FIG. 11 is a flowchart illustrating an example of a method of manufacturing a resonance apparatus. The resonance apparatus includes an air-gap cavity structure.

Referring to FIG. 11, in operation 1101, a lower electrode is formed to be separated by a predetermined distance from an upper portion of a substrate. For example, the lower electrode may be made of Mo, Ru, W, and/or other conductive materials known to one of ordinary skill in the art. The lower electrode may be used as an input electrode to inject an electrical signal, such as an RF signal, into a piezoelectric layer, and/or as an output electrode to output an electrical signal from the piezoelectric layer. Accordingly, a cavity is formed between the lower electrode and the substrate. Therefore, the lower electrode is separated from the substrate by as much as the cavity. The substrate may be doped with Si. For example, the substrate may include a Si wafer.

In operation 1102, a piezoelectric layer is formed on an upper portion of the lower electrode. For example, the piezoelectric layer may be formed by vapor depositing AlN, ZnO, or lead zirconate titanate on the upper portion of the lower electrode. The piezoelectric layer converts an electrical signal input from the lower electrode or an upper electrode into an acoustic wave.

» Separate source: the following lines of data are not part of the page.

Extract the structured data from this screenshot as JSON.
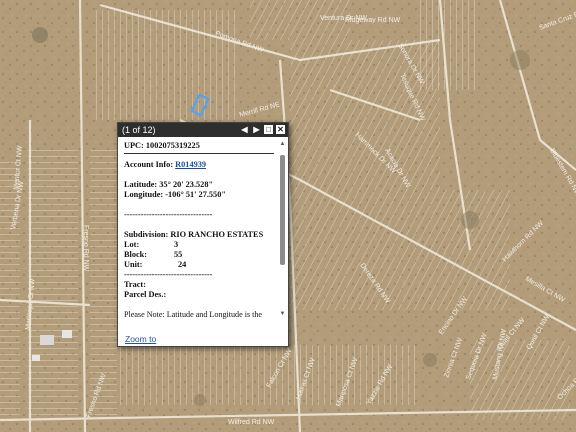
{
  "popup": {
    "counter": "(1 of 12)",
    "buttons": {
      "prev": "◀",
      "next": "▶",
      "maximize": "□",
      "close": "✕"
    },
    "upc_label": "UPC:",
    "upc_value": "1002075319225",
    "account_label": "Account Info:",
    "account_value": "R014939",
    "latitude_label": "Latitude:",
    "latitude_value": "35° 20' 23.528\"",
    "longitude_label": "Longitude:",
    "longitude_value": "-106° 51' 27.550\"",
    "separator": "--------------------------------",
    "subdivision_label": "Subdivision:",
    "subdivision_value": "RIO RANCHO ESTATES",
    "lot_label": "Lot:",
    "lot_value": "3",
    "block_label": "Block:",
    "block_value": "55",
    "unit_label": "Unit:",
    "unit_value": "24",
    "tract_label": "Tract:",
    "parcel_des_label": "Parcel Des.:",
    "note": "Please Note: Latitude and Longitude is the approximate center of the parcel shown.",
    "zoom_link": "Zoom to"
  },
  "map": {
    "street_labels": [
      "Fresno Rd NW",
      "Merrill Rd NE",
      "Pomona Rd NW",
      "Ventura Dr NW",
      "Hammock Dr NW",
      "Acacia Dr NW",
      "Ridgeway Rd NW",
      "Sonora Dr NW",
      "Santa Cruz Rd NW",
      "Tesuque Rd NW",
      "Bluestem Rd NW",
      "Quail Ct NW",
      "Maricopa Ct NW",
      "Verbena Dr NW",
      "Yazzie Rd NW",
      "Sequoia Dr NW",
      "Dereza Rd NW",
      "Mesilla Ct NW",
      "Encino Dr NW",
      "Quail Ct NW",
      "Ochoa Rd NE",
      "Falcon Ct NW",
      "Fresno Rd NW",
      "Mentor Ct NW",
      "Hawaii Ct NW",
      "Wilfred Rd NW",
      "Mustang Rd NW",
      "Mariposa Ct NW",
      "Hawthorn Rd NW",
      "Zinnia Ct NW"
    ],
    "colors": {
      "terrain": "#b09a78",
      "lot_lines": "#f1ece0",
      "selected_parcel": "#4aa3ff"
    }
  }
}
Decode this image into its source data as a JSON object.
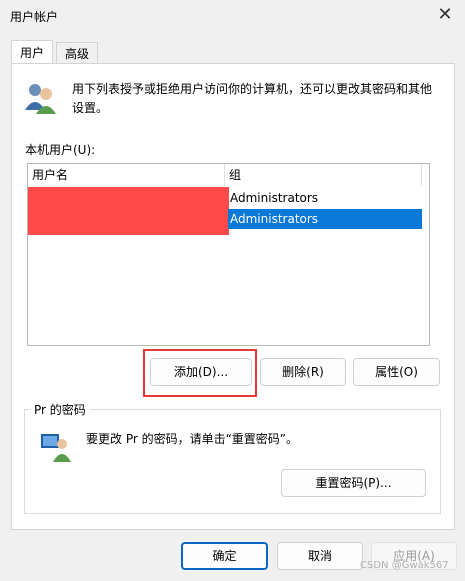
{
  "window": {
    "title": "用户帐户"
  },
  "tabs": [
    {
      "label": "用户"
    },
    {
      "label": "高级"
    }
  ],
  "intro": "用下列表授予或拒绝用户访问你的计算机，还可以更改其密码和其他设置。",
  "list_label": "本机用户(U):",
  "table": {
    "headers": [
      "用户名",
      "组"
    ],
    "rows": [
      {
        "user": "",
        "group": "Administrators"
      },
      {
        "user": "",
        "group": "Administrators",
        "selected": true
      }
    ]
  },
  "user_buttons": {
    "add": "添加(D)...",
    "remove": "删除(R)",
    "properties": "属性(O)"
  },
  "password_group": {
    "label": "Pr 的密码",
    "text": "要更改 Pr 的密码，请单击“重置密码”。",
    "reset_button": "重置密码(P)..."
  },
  "footer_buttons": {
    "ok": "确定",
    "cancel": "取消",
    "apply": "应用(A)"
  },
  "watermark": "CSDN @Gwak567",
  "colors": {
    "selection": "#0a78d7",
    "highlight_box": "#e53935",
    "redaction": "#ff4a4a"
  }
}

In more detail, when a temporally changing electric field is induced, the piezoelectric layer converts the electrical signal into a physical oscillation. In addition, the piezoelectric layer converts the physical oscillation into the acoustic wave. The piezoelectric layer generates the acoustic wave to be a bulk acoustic wave based on the induced electric field in a same direction as an oscillation direction in an oriented piezoelectric film.